At BMP, we were pitching for the COI ‘Fire Prevention’ account.

The second biggest cause of deaths through fires is chip-pan fires.

People leaving the fat on the stove while they go out of the kitchen.

So we did what everyone does.

We went through the usual knee-jerk thinking of let’s show people how terrible it is to have a fire.

Then they’ll realise they don’t want to have one.

As if, until that point, no one realised a fire was a bad thing.

“Oh, a fire can damage my house?
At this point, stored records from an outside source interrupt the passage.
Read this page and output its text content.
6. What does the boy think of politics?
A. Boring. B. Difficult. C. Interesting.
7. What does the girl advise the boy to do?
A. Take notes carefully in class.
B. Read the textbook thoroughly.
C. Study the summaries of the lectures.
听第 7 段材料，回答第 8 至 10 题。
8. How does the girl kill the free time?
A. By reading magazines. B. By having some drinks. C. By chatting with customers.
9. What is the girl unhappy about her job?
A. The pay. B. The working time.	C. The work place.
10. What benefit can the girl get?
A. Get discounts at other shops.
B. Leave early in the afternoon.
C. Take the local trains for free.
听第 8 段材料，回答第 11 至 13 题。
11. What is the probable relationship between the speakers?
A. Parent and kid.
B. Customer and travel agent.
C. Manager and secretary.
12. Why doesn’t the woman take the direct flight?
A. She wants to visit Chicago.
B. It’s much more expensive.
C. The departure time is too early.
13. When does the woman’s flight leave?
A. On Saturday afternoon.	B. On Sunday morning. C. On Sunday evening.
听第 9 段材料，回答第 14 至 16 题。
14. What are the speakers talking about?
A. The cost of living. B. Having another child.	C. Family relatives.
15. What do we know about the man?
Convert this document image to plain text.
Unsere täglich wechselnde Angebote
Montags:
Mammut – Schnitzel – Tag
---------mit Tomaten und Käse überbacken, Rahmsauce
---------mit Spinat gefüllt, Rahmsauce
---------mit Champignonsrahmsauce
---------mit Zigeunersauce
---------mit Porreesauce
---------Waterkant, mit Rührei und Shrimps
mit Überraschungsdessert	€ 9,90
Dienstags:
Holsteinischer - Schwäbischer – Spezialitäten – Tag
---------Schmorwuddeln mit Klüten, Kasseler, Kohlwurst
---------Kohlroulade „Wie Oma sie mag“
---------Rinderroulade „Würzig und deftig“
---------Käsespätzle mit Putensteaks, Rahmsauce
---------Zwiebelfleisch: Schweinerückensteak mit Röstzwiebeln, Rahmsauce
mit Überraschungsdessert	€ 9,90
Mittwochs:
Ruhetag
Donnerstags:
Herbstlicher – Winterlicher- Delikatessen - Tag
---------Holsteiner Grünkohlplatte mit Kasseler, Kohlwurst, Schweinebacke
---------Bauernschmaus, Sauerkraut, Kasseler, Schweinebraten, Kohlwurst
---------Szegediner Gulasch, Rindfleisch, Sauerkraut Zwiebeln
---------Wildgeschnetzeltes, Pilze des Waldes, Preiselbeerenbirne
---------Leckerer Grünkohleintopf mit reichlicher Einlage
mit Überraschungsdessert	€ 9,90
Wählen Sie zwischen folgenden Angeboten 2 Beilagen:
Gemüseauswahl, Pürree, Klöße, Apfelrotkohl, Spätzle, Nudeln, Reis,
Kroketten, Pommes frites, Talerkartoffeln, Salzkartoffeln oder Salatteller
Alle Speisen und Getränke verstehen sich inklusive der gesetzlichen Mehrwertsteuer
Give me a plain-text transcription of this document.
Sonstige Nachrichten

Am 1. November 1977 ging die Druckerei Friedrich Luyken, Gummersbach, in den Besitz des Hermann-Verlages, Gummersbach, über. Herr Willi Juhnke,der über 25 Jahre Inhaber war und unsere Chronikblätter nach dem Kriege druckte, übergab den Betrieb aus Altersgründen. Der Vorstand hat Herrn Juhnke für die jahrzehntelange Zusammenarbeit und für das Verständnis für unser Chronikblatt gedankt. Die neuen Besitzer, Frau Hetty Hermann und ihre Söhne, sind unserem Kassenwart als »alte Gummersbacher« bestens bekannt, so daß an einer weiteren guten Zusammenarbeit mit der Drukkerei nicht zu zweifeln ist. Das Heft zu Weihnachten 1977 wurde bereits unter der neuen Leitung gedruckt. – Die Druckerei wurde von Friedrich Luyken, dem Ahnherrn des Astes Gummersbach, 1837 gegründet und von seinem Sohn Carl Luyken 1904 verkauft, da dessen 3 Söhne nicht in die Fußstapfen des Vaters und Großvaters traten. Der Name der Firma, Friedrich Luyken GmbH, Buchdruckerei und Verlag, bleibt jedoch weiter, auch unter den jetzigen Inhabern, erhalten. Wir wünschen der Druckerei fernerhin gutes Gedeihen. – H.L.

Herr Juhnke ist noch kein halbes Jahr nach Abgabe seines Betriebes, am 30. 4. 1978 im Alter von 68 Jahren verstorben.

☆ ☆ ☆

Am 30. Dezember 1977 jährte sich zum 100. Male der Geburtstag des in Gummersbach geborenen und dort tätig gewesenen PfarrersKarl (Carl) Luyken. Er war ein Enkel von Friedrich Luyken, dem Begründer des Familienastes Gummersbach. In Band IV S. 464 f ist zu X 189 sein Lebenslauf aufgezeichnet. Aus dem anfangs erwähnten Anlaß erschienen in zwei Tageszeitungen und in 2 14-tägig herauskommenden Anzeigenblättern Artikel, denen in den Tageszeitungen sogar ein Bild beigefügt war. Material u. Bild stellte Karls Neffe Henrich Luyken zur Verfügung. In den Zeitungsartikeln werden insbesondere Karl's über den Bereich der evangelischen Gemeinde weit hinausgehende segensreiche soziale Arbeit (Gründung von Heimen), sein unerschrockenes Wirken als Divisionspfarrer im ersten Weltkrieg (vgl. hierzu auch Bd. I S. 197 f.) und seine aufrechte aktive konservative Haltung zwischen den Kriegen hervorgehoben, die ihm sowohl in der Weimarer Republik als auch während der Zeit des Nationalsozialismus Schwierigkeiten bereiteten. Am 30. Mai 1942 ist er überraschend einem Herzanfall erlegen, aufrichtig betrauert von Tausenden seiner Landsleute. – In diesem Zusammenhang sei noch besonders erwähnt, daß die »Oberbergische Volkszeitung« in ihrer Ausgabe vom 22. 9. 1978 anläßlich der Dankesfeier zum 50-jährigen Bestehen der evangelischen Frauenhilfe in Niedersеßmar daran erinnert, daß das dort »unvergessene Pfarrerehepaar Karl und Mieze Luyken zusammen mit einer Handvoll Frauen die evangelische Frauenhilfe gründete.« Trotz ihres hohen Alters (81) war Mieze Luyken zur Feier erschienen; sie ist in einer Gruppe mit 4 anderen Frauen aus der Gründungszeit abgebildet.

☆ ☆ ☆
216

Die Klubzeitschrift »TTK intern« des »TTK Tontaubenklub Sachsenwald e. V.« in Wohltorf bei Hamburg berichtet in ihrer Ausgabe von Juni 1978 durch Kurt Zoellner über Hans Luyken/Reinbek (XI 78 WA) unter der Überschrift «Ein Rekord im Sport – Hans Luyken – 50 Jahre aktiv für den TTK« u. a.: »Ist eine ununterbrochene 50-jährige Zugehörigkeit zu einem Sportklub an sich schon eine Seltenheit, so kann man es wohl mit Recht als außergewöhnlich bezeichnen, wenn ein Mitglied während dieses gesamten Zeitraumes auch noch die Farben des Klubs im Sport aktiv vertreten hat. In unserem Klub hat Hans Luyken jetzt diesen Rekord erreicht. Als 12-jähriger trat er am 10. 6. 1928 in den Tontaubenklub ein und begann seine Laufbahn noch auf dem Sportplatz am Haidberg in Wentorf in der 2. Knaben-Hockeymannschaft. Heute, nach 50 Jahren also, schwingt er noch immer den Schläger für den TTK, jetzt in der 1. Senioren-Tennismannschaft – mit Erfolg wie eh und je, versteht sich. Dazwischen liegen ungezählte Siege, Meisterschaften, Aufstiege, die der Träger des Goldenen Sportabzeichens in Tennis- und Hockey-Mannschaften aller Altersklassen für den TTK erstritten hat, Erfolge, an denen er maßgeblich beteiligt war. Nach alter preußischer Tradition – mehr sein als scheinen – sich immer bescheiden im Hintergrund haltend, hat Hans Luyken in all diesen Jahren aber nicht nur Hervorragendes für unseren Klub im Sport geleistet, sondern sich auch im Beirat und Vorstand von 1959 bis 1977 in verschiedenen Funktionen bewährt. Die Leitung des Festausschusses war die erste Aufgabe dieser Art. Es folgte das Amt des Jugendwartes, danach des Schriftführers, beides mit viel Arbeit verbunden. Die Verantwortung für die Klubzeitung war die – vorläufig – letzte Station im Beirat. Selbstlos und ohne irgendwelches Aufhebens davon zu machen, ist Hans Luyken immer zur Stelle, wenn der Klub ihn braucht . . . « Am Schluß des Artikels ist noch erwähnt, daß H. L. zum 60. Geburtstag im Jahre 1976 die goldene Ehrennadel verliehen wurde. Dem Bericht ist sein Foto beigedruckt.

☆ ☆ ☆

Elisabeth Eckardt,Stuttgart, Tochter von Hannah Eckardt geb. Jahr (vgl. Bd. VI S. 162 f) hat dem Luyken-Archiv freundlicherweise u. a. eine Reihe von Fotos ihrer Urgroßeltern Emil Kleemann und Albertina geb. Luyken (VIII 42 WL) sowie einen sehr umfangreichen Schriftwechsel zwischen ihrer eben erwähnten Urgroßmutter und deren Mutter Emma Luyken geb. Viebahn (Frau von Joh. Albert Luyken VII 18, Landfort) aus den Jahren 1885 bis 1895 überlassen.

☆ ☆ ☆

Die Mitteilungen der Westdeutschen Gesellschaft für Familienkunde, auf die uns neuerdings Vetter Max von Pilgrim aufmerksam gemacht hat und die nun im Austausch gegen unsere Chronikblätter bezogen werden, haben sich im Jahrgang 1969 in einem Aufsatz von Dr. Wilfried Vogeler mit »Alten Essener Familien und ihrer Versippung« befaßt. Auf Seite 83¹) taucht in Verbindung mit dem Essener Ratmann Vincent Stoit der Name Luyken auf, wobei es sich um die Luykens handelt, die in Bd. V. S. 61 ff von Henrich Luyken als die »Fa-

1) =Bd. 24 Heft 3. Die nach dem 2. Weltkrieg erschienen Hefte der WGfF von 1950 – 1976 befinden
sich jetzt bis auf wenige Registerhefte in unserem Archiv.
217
Then maybe I’d better not have one.”

So that was the brief John Webster was given.

So John looked for a way to get this message to stick in people’s minds.

Most advertising just shows friendly people.

John thought it would be more unusual to have someone who was really angry, instead.

He wanted a fireman covered in soot after putting out a fire, who was furious about the damage to property and waste of life.

John thought it needed a mnemonic to register in people’s brains.

So he called the fireman Chip Pan Charlie.

And Charlie would yell at the viewers for risking chip-pan fires.

“If you go out of the kitchen and leave the chip-pan on the stove you’re asking for trouble. You’re a nutter.”

And the campaign would have the strapline, “Chip Pan Charlie says “Don’t be a nutter.”

And that’s what the agency was going to pitch with.

But a junior account man and planner had another thought.

They came to me and said, “We’ve been wondering how they’re going to measure the effectiveness of this campaign. How will they know if it’s been succesful?

The answer must be, the number of times the fire brigade are called out to  put out chip pan fires.”

Suddenly the brief changes.

It isn’t ‘scare people into not having fires’ anymore.

The brief becomes ‘reduce the number of call outs’.

So how do we do that?

The account man and planner said, “If we can tell people how to put the chip-pan fire out, they won’t have to call out the fire brigade.”

Brilliant.

Right there was when we won the pitch, with that insight.

It’s a gift now for the creative department.

But we have to remember, this is a pitch for ‘Fire Prevention’.

So we will have to make it look so scary putting out a fire, that people won’t ever want to have one.

That way we can have our cake and eat it: Prevention and Solution.

So that’s what we did.

We showed people the 4 easy steps to putting out a chip pan fire, with the strapline, IF YOU DON’T LET IT START, YOU WON’T HAVE TO STOP IT.

The senior people at the agency didn’t want to pitch with it.

They had become attached to John’s ‘Chip Pan Charlie’ route.

But John thought our route was better.

So he made the pitch team dump his route and present our one instead.

(How many creative directors would do that?)

We won the pitch.

The work ran.

Fire Brigade callouts went down by 40%.

And, for those who care about awards, it won a D&AD Silver.

 

The most creative thinking often isn’t in the creative department.